Much to my dismay, the post was rejected. I felt like crap.
My confidence sunk and I was ready to give up. It was a major blow to the ego and I decided maybe guest posting wasn’t going to work for me. That’s when I decided I would go the commenting route. So off I go to one of the big blogs (Get Rich Slowly) to share my thoughts.
The post on GRS that day was something along the lines of poor people are poor because they don’t take risks and are givers. (Something to that extent.) I weighed in my thoughts which apparently were the opposite of the majority of the other commenters. (If you have ever sifted through the comments on GRS you will notice that some people are downright rude!) My ideas got shot down pretty quickly. I felt like crap again and decided I would never comment at GRS.

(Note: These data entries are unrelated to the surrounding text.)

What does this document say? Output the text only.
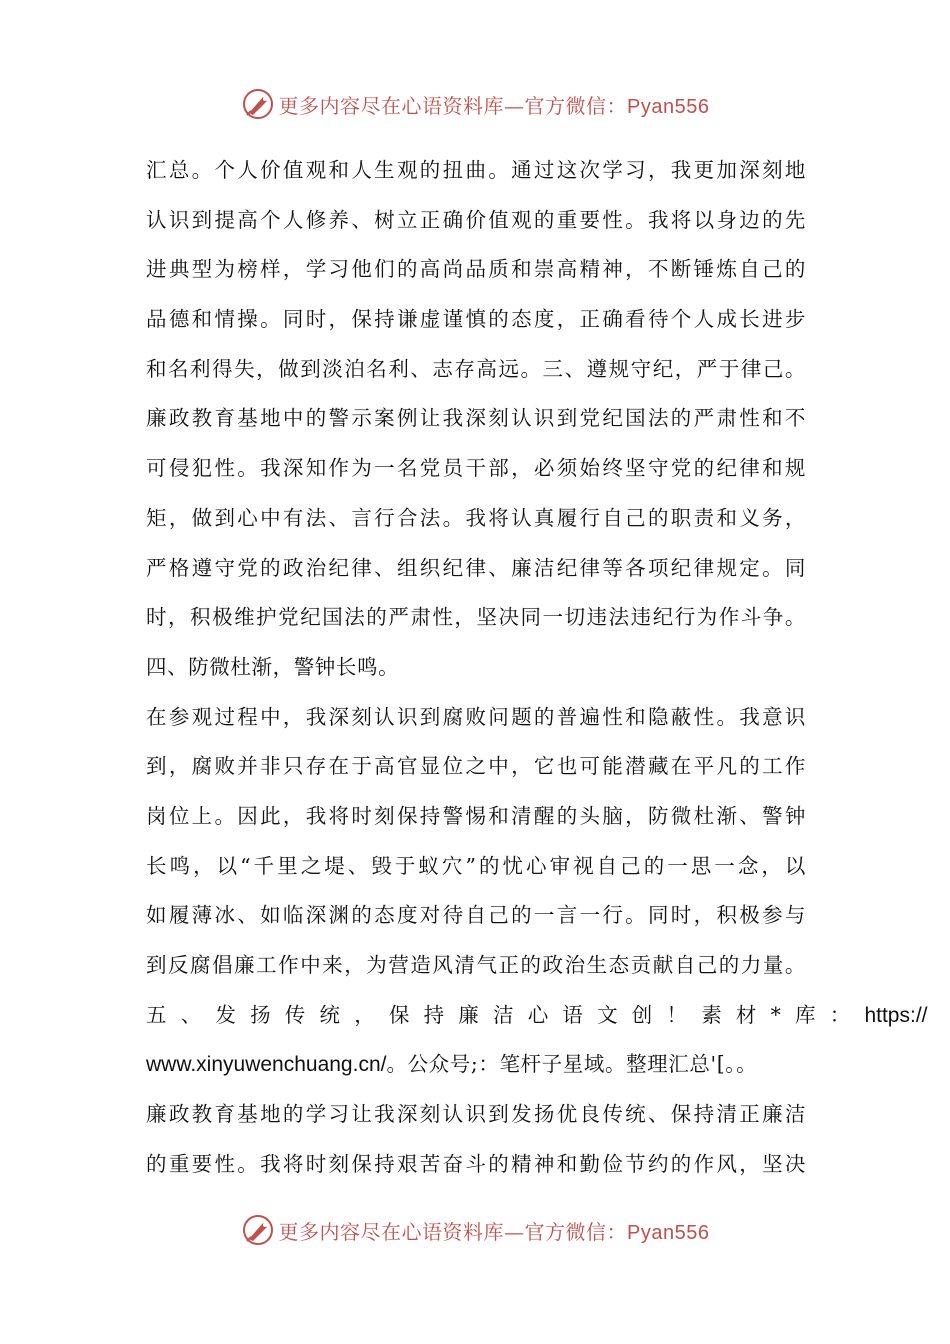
更多内容尽在心语资料库—官方微信：Pyan556
汇总。个人价值观和人生观的扭曲。通过这次学习，我更加深刻地
认识到提高个人修养、树立正确价值观的重要性。我将以身边的先
进典型为榜样，学习他们的高尚品质和崇高精神，不断锤炼自己的
品德和情操。同时，保持谦虚谨慎的态度，正确看待个人成长进步
和名利得失，做到淡泊名利、志存高远。三、遵规守纪，严于律己。
廉政教育基地中的警示案例让我深刻认识到党纪国法的严肃性和不
可侵犯性。我深知作为一名党员干部，必须始终坚守党的纪律和规
矩，做到心中有法、言行合法。我将认真履行自己的职责和义务，
严格遵守党的政治纪律、组织纪律、廉洁纪律等各项纪律规定。同
时，积极维护党纪国法的严肃性，坚决同一切违法违纪行为作斗争。
四、防微杜渐，警钟长鸣。
在参观过程中，我深刻认识到腐败问题的普遍性和隐蔽性。我意识
到，腐败并非只存在于高官显位之中，它也可能潜藏在平凡的工作
岗位上。因此，我将时刻保持警惕和清醒的头脑，防微杜渐、警钟
长鸣，以“千里之堤、毁于蚁穴”的忧心审视自己的一思一念，以
如履薄冰、如临深渊的态度对待自己的一言一行。同时，积极参与
到反腐倡廉工作中来，为营造风清气正的政治生态贡献自己的力量。
五、发扬传统，保持廉洁心语文创！素材*库： https://
www.xinyuwenchuang.cn/。公众号;：笔杆子星域。整理汇总'[。。
廉政教育基地的学习让我深刻认识到发扬优良传统、保持清正廉洁
的重要性。我将时刻保持艰苦奋斗的精神和勤俭节约的作风，坚决
更多内容尽在心语资料库—官方微信：Pyan556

Rejection Brings You Back to Reality
When I started this blog a few months ago I decided to give everything a go again. This time instead of pretending I was an expert on a topic I just wrote what I knew. I submitted to blogs that I thought shared similar topics and I hoped for the best but expected the worst.

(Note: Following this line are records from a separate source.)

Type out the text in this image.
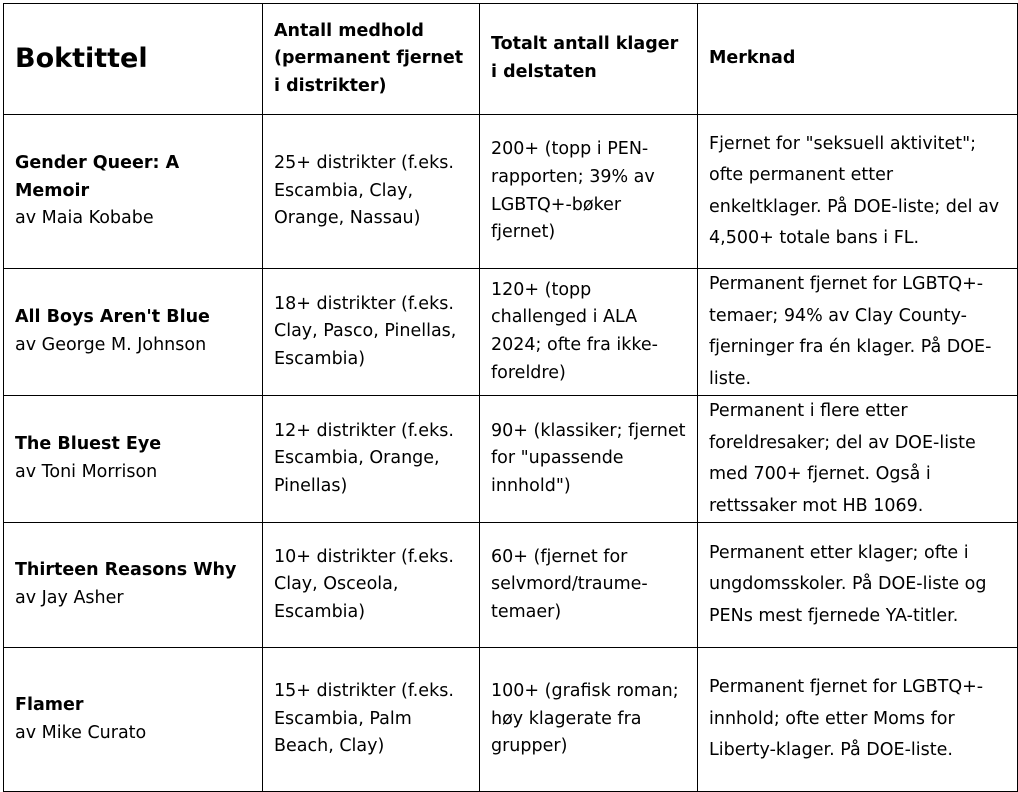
Boktittel	Antall medhold (permanent fjernet i distrikter)	Totalt antall klager i delstaten	Merknad

Gender Queer: A Memoir
av Maia Kobabe	25+ distrikter (f.eks. Escambia, Clay, Orange, Nassau)	200+ (topp i PEN-rapporten; 39% av LGBTQ+-bøker fjernet)	Fjernet for "seksuell aktivitet"; ofte permanent etter enkeltklager. På DOE-liste; del av 4,500+ totale bans i FL.

All Boys Aren't Blue
av George M. Johnson	18+ distrikter (f.eks. Clay, Pasco, Pinellas, Escambia)	120+ (topp challenged i ALA 2024; ofte fra ikke-foreldre)	Permanent fjernet for LGBTQ+-temaer; 94% av Clay County-fjerninger fra én klager. På DOE-liste.

The Bluest Eye
av Toni Morrison	12+ distrikter (f.eks. Escambia, Orange, Pinellas)	90+ (klassiker; fjernet for "upassende innhold")	Permanent i flere etter foreldresaker; del av DOE-liste med 700+ fjernet. Også i rettssaker mot HB 1069.

Thirteen Reasons Why
av Jay Asher	10+ distrikter (f.eks. Clay, Osceola, Escambia)	60+ (fjernet for selvmord/traume-temaer)	Permanent etter klager; ofte i ungdomsskoler. På DOE-liste og PENs mest fjernede YA-titler.

Flamer
av Mike Curato	15+ distrikter (f.eks. Escambia, Palm Beach, Clay)	100+ (grafisk roman; høy klagerate fra grupper)	Permanent fjernet for LGBTQ+-innhold; ofte etter Moms for Liberty-klager. På DOE-liste.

If you get rejected, it doesn’t matter what you’re attempting, take it as constructive criticism. Maybe you left an important detail out, maybe that position wasn’t a good fit, or maybe you just need to try somewhere else.

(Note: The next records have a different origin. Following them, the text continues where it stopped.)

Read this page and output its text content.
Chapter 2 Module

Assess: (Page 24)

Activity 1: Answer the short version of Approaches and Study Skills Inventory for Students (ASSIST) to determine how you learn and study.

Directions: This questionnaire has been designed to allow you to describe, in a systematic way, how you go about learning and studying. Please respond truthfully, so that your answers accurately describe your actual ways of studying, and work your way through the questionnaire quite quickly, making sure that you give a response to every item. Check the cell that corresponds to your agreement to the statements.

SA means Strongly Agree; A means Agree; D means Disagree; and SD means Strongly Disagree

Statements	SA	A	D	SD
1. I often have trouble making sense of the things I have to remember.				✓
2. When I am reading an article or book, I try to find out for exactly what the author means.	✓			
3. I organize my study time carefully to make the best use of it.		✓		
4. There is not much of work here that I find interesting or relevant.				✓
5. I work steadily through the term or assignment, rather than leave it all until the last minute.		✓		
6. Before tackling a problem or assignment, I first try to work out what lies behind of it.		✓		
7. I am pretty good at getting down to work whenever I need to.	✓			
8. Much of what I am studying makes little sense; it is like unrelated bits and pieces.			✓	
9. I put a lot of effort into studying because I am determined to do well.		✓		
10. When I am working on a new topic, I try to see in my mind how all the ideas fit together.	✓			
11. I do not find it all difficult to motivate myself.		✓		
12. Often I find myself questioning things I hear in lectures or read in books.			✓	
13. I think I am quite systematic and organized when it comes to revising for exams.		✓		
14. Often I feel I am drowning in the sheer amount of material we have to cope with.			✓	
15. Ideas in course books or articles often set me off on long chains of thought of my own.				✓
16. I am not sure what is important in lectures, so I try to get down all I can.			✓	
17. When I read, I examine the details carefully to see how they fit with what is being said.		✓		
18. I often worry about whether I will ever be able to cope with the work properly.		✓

Rejection Can Give You Drive
I have gotten use to rejection. (That doesn’t sound good huh?) There is a lot of competition out there – no matter what your venture. Now when my writing gets rejected I just re-evaluate. I revise until I think it has gotten better or I try to match it to a different website.
I don’t let it get me down. In fact a few of the guest posts I have had published on other sites are second or third attempts. If I got rejected the first time I read that blog/website a little more and tried to come up with a good fit.
It’s a learning process.
If You Haven’t Been Rejected You’re not Trying Hard Enough
It is better to have tried and failed than to have never tried at all. If you have been shot down a couple of times than you must be trying! It happens to everyone, it stings at first but after a couple of times the sting goes away.
If you have been wanting to go for something but are afraid of failure, take it from me, it gets easier with experience J You have a fifty/fifty change of being told no, you have that same chance of being told yes. Remember it only takes one yes to get you on the road to where you want to be.
How do you deal with rejection?
Shovellicious says
Rejection is something I got used to in last months. I’m job hunting now and I know that rejection is a part of that game. I have days sometimes when I’m just over it, I was rejected but I’m ok with that, at least I know I keep on trying, right? But sometimes I have days when I received for example 17 rejections in one day and the only thing I have on mind if I can start crying right now or wait until nobody is watching. But the next day or sometimes even the same day, these tears go to frustration/motivation/just name it and I sit down again and send next 17 applications. “If You Haven’t Been Rejected You’re not Trying Hard Enough” is something I tell myself every single time when I received an email with rejection.
Rebecca Klempner says
I’m totally with you on the value of rejection. It’s still painful, but I think it has pushed me to do better.
Even if you are already publishing regularly, a lack of rejection letters can mean that you’re not aiming high enough. If you’re only getting acceptance letters, it might just be that you’ve staying in your low-risk comfort zone.